WARNER ROBINS -- Tripp Eldridge loaded up cargo in Bluffton, south near the Alabama line, destined for Warner Robins at 6 a.m. Wednesday. He waved goodbye.

“It’s just gone uphill ever since,” Eldridge said later.

Not long after the driver left, Eldridge got a call. The 20-foot refrigerated truck had thrown a rod in Albany. So Eldridge scrambled to hitch a 12-foot refrigerated trailer to his truck and went to rescue the driver and precious cargo.

Ten miles on the other side of Albany, a tire exploded and destroyed the truck’s fender. But Eldridge had a mission.

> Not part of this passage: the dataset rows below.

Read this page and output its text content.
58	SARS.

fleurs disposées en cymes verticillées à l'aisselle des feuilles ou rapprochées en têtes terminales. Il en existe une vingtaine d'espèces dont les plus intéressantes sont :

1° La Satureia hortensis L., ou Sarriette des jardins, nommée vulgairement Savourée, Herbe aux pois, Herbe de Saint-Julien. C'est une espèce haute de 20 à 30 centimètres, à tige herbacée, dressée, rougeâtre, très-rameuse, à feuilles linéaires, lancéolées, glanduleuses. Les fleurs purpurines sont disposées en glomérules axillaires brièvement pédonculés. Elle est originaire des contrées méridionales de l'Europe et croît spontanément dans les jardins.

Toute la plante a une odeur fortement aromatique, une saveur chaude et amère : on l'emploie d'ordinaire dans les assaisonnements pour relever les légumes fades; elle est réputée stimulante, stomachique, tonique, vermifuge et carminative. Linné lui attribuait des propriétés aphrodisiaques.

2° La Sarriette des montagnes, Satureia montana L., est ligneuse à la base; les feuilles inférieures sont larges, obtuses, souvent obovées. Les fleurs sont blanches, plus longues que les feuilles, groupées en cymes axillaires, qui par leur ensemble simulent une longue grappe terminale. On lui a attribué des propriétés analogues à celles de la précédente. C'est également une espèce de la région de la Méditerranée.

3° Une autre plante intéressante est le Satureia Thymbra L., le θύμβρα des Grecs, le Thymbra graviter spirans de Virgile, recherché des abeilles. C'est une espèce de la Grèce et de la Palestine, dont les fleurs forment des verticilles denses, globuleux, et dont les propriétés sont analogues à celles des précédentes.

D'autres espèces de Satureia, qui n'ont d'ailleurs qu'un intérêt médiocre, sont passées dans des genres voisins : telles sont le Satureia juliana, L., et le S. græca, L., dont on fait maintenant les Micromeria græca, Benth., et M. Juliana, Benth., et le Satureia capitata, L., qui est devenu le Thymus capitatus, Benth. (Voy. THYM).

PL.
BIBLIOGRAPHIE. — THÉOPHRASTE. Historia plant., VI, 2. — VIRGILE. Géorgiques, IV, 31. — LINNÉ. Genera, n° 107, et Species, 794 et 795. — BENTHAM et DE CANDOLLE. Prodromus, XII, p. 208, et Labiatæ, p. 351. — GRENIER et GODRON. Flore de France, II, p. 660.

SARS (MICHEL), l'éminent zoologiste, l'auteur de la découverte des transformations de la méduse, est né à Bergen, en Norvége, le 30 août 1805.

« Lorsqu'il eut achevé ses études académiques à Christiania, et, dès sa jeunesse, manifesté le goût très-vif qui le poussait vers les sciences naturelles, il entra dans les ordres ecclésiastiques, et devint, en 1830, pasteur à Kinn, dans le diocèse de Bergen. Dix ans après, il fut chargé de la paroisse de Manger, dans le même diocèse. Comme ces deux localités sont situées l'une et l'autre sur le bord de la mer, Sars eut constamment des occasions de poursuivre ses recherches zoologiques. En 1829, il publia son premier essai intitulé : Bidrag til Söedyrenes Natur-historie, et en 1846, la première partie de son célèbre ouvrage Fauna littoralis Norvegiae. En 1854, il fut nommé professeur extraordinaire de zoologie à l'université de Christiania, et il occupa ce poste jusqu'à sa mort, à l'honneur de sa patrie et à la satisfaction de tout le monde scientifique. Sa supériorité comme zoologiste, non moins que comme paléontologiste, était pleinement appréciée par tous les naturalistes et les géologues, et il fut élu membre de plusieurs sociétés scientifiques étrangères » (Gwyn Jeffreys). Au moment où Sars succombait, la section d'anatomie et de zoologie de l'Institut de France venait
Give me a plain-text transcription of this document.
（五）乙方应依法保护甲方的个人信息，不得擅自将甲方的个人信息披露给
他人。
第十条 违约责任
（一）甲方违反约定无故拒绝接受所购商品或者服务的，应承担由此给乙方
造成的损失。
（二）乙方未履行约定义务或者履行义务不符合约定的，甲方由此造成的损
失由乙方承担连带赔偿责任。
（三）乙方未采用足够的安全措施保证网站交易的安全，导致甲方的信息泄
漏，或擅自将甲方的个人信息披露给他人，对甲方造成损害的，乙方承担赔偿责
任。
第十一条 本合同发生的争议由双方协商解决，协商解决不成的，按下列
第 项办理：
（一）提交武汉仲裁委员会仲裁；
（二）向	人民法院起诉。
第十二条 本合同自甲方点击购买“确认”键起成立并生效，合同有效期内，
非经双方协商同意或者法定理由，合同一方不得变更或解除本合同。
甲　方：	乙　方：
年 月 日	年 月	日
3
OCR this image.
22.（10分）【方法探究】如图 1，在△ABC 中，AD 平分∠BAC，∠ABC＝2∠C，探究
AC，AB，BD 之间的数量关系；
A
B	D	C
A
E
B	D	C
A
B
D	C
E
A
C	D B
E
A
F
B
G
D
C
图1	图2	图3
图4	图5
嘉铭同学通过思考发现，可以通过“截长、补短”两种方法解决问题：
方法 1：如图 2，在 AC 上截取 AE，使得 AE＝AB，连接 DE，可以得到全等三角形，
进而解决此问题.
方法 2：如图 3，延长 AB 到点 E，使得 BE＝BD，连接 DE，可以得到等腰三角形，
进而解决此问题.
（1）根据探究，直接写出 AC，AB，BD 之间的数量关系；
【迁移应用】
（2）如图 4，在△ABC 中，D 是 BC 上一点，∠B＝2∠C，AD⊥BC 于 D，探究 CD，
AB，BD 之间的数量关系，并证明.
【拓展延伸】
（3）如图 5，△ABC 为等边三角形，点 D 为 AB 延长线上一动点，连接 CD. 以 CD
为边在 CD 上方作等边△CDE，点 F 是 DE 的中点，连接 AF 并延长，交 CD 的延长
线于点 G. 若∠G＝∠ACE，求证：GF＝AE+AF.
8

“Every day, those chickens lay more eggs, and we have limited real estate,” he insisted. “We got to make way for those fresh eggs.”

Eldridge, a Warner Robins native, works for White Oaks Pastures, where an influx of chickens is laying more eggs than the farm’s refrigerating units can store. Thus, the farm donated 500 dozen of the surplus to the International City Farmers Market.

More than half completed the trip Wednesday. The others will be delivered next week.

“It’s the first time for our market to be involved in something like this,” said Jodi Daley, the farmers market organizer.

Daley arranged for the Warner Robins Housing Authority to receive 110 dozen, First United Methodist Church’s food pantry to receive 100 dozen and the Salvation Army to receive 200 dozen. The Community Outreach Service Center homeless shelter will also receive some, though Daley said she’s not sure how much because the person there underestimated the magnitude of the donation.

“She goes, ‘I’ll take a couple dozen,’ ” Daley said. “I’m like, ‘No, you don’t understand. We got way more than that!’ ”

White Oaks Pastures, which a Bluffton family has owned for five generations, has gone from 100 to 3,000 chickens in the past couple of years, according to Eldridge. The goal is to expand sales from just Atlanta-area Whole Foods to stores throughout the South.

But until those stores sign on, eggs are overrunning the farm. Eldridge said they’d prefer to sell the eggs, since it is a business.

“We’re not in the business of donating food,” he said. “We’re happy to do it, but this is a necessity.”

Eldridge said anyone can buy eggs from the farm, where the chickens are pasture-raised and have enough room to roam and peck and “express their instinctual behavior.” The farm also sells pasture-raised meat and organic vegetables.

The farm delivers produce to Warner Robins every week as part of the Community Supported Agriculture program and sells its products at the farmers market every Thursday evening.

Eldridge said he’s not sure when sales to other states might pick up, so the farm may have to “keep donating.”

Maybe with a less eventful trip, he said.